Assignment 03: Multivariate analysis
1. Nonparametric regression (lecture05):
Create a nonparametric regression model to explain the median income of residents in postal code areas (variable hr_mtu) as a function of distance to the Joensuu market square. Use all postal code areas of North Karelia as the dataset.
Calculate the distances to the Joensuu market square in the same way as in the example on housing costs in Lecture 5. You may use the same reference point as in the exercise. Download the postal code area data from Statistics Finland’s WFS service.
- Produce a figure showing the nonparametric regression analysis.
- In addition to the nonparametric model, add a linear regression line.
- Briefly interpret the results of both models in a few sentences.
Add to your portfolio the code you used, the figure showing the nonparametric model results, and your interpretation of the results.
2. PCA and cluster analysis (Multivariate analysis (lecture06)):
In this exercise, you will examine different multivariate methods using your own dataset.
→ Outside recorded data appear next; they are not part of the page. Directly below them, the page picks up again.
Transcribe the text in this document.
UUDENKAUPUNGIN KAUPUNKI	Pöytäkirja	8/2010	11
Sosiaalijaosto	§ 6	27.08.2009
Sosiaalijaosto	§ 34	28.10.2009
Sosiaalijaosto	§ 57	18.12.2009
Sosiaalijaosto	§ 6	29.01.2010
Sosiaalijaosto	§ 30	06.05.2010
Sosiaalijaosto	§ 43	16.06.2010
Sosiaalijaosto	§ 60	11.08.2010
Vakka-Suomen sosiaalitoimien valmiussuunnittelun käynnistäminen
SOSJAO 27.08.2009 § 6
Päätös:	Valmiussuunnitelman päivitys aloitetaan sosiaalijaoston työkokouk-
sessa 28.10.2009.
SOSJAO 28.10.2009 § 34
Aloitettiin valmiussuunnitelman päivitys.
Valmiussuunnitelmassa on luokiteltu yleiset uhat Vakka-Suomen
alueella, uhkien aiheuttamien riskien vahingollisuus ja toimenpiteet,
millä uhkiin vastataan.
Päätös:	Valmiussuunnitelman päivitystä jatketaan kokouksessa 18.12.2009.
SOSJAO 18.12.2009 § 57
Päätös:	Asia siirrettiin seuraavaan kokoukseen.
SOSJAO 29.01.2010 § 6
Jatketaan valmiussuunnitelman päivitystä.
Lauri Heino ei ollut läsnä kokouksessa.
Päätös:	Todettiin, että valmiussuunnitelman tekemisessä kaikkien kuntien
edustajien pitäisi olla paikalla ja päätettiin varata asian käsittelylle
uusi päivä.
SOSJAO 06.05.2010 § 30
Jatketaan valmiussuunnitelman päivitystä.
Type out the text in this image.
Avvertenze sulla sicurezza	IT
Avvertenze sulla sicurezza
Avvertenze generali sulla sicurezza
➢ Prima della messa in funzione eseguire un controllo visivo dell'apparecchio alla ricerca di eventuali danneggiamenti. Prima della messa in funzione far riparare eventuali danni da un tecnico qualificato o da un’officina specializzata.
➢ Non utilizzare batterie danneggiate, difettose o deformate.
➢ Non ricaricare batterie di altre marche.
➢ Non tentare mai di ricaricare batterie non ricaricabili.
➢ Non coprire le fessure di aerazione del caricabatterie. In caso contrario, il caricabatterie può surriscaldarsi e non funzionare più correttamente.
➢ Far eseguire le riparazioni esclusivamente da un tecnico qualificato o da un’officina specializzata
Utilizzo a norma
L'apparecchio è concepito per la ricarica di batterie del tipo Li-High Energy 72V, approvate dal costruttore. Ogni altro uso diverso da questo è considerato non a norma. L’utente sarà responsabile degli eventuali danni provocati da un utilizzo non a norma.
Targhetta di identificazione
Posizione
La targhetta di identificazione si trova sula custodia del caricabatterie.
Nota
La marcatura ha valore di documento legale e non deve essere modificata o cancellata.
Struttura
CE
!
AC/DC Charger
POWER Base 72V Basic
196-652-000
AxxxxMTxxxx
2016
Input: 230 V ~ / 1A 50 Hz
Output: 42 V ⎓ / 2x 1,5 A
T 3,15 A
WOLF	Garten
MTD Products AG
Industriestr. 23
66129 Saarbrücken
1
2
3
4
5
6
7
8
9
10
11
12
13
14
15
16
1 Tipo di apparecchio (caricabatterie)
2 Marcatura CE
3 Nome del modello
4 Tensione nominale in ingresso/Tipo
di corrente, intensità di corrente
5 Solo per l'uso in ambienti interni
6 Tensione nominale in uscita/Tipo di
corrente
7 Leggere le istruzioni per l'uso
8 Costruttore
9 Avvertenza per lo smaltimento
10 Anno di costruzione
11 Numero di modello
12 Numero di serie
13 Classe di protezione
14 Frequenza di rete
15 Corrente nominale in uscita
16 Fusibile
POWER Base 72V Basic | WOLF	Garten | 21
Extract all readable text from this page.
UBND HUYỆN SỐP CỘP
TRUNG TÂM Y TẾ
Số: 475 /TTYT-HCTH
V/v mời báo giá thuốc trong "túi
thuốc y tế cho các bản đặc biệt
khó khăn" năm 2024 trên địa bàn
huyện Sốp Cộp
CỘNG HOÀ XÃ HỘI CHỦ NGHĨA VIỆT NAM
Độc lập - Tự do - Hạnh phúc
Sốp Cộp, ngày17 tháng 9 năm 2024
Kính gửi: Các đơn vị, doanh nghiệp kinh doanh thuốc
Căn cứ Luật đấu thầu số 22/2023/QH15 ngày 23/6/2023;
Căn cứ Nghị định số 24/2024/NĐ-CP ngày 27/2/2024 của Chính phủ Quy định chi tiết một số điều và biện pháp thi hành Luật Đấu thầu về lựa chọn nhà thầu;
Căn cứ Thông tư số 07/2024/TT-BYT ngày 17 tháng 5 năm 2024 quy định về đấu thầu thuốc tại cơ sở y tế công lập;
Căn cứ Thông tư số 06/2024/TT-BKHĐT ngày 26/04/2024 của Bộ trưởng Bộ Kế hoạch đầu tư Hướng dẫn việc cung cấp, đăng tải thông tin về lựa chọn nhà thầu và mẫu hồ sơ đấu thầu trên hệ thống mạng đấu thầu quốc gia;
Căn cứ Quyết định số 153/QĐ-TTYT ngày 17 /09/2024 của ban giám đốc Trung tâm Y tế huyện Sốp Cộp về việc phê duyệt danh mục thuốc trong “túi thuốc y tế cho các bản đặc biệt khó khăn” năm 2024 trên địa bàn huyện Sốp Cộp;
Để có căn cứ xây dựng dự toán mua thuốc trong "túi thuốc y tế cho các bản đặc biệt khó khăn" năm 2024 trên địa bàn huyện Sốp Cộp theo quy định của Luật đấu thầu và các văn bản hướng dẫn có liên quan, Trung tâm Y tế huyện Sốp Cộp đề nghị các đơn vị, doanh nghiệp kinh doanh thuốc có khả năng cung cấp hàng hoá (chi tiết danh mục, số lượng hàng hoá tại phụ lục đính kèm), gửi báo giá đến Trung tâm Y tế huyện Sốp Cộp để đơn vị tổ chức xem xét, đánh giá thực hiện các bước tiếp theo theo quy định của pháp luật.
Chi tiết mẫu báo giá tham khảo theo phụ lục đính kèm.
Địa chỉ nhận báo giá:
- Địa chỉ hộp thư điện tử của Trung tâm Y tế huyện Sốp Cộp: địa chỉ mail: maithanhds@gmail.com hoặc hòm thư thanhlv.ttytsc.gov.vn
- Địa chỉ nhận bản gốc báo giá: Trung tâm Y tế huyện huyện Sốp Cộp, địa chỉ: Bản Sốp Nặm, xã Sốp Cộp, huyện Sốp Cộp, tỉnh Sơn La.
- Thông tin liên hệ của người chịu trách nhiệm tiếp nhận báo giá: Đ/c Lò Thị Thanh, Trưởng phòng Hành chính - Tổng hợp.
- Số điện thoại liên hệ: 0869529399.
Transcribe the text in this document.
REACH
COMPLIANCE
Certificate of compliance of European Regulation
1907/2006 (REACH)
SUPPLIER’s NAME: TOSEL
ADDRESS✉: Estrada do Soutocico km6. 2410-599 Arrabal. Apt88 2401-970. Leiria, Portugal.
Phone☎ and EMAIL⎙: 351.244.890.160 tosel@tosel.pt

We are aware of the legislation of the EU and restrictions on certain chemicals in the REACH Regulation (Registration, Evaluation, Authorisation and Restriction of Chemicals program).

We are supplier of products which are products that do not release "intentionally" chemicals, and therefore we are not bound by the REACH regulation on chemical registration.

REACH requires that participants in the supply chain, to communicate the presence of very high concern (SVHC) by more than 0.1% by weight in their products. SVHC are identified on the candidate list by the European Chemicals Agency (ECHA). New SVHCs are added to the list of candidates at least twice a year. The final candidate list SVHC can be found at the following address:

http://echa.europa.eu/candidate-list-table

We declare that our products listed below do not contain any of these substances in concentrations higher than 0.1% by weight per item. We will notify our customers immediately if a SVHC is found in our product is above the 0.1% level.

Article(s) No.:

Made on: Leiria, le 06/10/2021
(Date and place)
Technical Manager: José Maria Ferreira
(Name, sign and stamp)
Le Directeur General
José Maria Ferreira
You may freely choose the dataset that you use, but it must be suitable for both principal component analysis (PCA) and cluster analysis.
The dataset should allow you to first perform PCA and then apply cluster analysis based on the principal components. Create a similar analysis workflow as in Lecture 6.
For each of the two analyses, you should:
- explain why you selected the chosen variables and why they are suitable for the analysis,
- explain the code used in the analysis,
- interpret and discuss the results, and
- visualize the results using a map.
If you do not have own data, you could use, for instance, Sotkanet (see lecture notes for details):
https://sotkanet.fi/sotkanet/fi/index (use the variables of the Social environment of population)
# Load the sotkanet package
library(sotkanet)
# Download selected indicators for year 2019 at municipality level
data <- GetDataSotkanet(
indicators = c(181, 3562, 5, 1275, 3099, 182, 761, 3195,
3076, 453, 179, 304, 313, 2320, 2343, 3126),
years = 2019, region.category = "KUNTA")In practice, the data used in this lecture are stored locally in the package to ensure reproducibility, avoid external API dependencies, and guarantee successful package building. The data are read from the package’s extdata directory as follows:
data <- readRDS(
system.file("extdata", "sotkanet_2019.rds",
package = "spatialcourseOL"))or PAAVO postal code area (see lecture notes for details): https://stat.fi/en/services/statistical-data-services/statistical-databases/paavo
We begin by downloading postcode area data using a Web Feature Service (WFS) query.
url <-list(hostname ="geo.stat.fi/geoserver/postialue/wfs",
scheme ="https",
query =list(service ="WFS",
version ="2.0.0",
request ="GetFeature",
typename ="postialue:pno_tilasto_2025",
outputFormat ="json"))%>%
setattr("class","url")
request <-build_url(url)
p25 <-st_read(request)or Statistics Finland’s databases can be accessed programmatically using the PxWeb API. The R package pxweb allows interactive browsing of databases and downloading data directly into R for reproducible analysis.
This is more flexible and powerful, but requires some familiarity with APIs and data structures.
After you have created a solution for exercise, save them with code to your portfolio.